After a lengthy legal battle BDM was able to recover $2.7 million from the ousted contractor in 2011.

But the agency ran into similar problems again in 2012 after signing a new deal with an as-yet undisclosed replacement partner - that contractor too reported back that it would not be able to deliver on the deal within the agreed timeframe.

That was the last straw for the registry, which sits inside the Department of Attorney-General and Justice.
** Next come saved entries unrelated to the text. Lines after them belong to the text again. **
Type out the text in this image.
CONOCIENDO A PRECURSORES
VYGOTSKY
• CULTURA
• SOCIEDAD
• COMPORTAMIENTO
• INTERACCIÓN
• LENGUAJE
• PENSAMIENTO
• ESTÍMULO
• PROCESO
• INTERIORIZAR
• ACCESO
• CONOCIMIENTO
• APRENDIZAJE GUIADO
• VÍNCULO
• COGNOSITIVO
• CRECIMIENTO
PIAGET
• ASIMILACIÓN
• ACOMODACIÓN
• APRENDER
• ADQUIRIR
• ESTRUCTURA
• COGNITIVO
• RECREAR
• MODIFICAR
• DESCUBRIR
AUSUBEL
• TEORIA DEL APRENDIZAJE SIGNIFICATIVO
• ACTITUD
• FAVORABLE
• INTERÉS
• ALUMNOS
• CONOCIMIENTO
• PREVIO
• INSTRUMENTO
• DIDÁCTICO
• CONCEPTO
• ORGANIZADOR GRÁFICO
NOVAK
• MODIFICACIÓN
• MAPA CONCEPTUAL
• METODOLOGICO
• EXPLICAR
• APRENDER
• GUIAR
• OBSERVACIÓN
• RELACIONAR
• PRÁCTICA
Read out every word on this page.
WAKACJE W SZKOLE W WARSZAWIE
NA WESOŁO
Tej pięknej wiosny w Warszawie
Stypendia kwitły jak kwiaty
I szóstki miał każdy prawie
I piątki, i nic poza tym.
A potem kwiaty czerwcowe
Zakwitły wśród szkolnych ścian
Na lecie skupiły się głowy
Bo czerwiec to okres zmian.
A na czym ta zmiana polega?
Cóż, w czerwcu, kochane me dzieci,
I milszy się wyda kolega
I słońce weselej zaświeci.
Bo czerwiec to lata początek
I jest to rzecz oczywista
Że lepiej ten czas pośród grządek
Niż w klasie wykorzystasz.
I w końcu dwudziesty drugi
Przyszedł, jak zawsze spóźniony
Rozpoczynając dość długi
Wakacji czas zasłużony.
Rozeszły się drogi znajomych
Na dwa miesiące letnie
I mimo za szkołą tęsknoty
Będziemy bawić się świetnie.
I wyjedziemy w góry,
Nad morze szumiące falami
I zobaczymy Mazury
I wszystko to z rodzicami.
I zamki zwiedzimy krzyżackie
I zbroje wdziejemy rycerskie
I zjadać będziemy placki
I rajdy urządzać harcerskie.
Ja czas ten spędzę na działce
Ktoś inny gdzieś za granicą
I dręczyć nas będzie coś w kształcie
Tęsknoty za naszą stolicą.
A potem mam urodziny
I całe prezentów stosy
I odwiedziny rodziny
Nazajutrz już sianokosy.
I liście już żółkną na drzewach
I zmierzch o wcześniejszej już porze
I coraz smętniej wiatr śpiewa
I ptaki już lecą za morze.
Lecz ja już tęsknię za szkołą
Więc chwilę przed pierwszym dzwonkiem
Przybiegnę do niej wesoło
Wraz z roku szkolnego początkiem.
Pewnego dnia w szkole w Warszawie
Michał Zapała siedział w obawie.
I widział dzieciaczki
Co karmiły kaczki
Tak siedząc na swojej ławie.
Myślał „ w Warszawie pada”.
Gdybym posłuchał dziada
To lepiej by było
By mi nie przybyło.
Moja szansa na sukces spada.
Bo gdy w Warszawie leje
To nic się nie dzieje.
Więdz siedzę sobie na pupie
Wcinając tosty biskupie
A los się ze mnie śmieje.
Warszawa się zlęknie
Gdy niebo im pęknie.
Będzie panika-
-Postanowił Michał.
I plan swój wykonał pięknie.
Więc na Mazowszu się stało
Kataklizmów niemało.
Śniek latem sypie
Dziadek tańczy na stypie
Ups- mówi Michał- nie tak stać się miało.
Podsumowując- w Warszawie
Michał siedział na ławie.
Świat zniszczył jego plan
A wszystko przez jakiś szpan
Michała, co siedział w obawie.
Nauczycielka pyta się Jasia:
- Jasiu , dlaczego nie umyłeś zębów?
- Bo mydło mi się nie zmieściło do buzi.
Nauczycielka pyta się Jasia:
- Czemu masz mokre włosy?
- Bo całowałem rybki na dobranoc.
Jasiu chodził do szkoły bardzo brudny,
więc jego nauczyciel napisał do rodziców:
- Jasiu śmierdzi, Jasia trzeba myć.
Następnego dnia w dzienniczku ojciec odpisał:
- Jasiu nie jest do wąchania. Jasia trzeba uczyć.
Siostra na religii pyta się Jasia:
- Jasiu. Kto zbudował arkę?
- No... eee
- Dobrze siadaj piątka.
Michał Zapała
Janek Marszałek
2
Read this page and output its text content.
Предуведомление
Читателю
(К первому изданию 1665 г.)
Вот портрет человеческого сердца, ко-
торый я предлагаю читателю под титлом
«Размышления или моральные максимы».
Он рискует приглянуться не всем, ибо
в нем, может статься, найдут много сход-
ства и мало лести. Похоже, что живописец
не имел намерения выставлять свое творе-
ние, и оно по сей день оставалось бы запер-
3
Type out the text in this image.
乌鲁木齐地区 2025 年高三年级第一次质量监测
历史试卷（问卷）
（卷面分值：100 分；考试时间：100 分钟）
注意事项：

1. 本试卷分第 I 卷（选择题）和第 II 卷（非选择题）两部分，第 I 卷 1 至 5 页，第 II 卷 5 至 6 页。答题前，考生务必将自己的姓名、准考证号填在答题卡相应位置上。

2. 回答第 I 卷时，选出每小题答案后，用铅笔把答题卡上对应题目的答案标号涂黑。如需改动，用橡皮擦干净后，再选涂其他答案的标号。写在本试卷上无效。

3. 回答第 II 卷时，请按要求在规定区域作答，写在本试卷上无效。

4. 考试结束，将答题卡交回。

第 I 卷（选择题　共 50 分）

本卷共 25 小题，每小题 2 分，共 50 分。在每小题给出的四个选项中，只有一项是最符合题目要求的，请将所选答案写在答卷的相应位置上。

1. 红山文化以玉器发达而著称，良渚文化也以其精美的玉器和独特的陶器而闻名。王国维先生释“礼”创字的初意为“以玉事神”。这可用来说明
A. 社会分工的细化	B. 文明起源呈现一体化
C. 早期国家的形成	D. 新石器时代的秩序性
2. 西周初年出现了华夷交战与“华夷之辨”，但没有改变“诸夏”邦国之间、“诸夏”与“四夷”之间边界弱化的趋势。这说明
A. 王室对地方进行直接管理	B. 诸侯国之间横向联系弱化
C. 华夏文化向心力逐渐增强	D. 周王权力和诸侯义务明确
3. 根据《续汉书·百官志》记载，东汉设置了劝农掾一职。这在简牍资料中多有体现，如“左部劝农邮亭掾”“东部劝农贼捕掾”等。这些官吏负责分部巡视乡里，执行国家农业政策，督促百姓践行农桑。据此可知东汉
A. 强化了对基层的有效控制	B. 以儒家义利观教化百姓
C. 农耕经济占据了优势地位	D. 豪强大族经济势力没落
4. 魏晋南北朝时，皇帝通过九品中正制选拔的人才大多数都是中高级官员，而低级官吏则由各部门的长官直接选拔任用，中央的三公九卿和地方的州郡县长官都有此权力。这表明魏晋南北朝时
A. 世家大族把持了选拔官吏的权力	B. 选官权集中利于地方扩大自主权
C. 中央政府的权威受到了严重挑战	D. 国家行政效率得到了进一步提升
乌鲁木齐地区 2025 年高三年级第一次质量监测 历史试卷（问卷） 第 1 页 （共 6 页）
In the belief that the whole project would soon be scrapped its accountants wrote off $10.5 million worth of expenditure.

LifeLink has now been resurrected and the NSW auditor-general today reported it is on target to go live on 22 April 2014.

“The Department of Attorney General and Justice’s LifeLink project has been revived and is back on track,” he said in a statement.

A revised business case for the project, which ups its anticipated cost by $5.9 million to $17.3 million, was approved by Treasury in July this year.

As a result, the department has been able recoup $6.1 million of written-off budget and direct it back into the implementation.

The auditor-general found “shortcomings in the way the project was previously conducted”.

He recommended (as his predecessor did last year) that the department make a concerted effort to document the learnings the saga has produced and apply them to all future project management.

Shared services budget unveiled

This morning’s audit also revealed the full cost of the NSW justice cluster’s transition to in-house shared services, under the government-wide corporate and shared services reform Program.

The total cost of rationalising ERP systems and corporate functions across the Department of Attorney-General and Justice, the courts and the NSW Police Force is estimated at $148 million over five years.

Funding for the scheme was approved in April. It is made up of $115 million worth of internal savings generated from asset sales and capital reallocation, plus $33.4 million from the ICT reinvestment pool fed from whole-of-government efficiencies.

The cluster has already gone to market to extend SAP ECC6.0 across agencies on a software-as-a-service basis.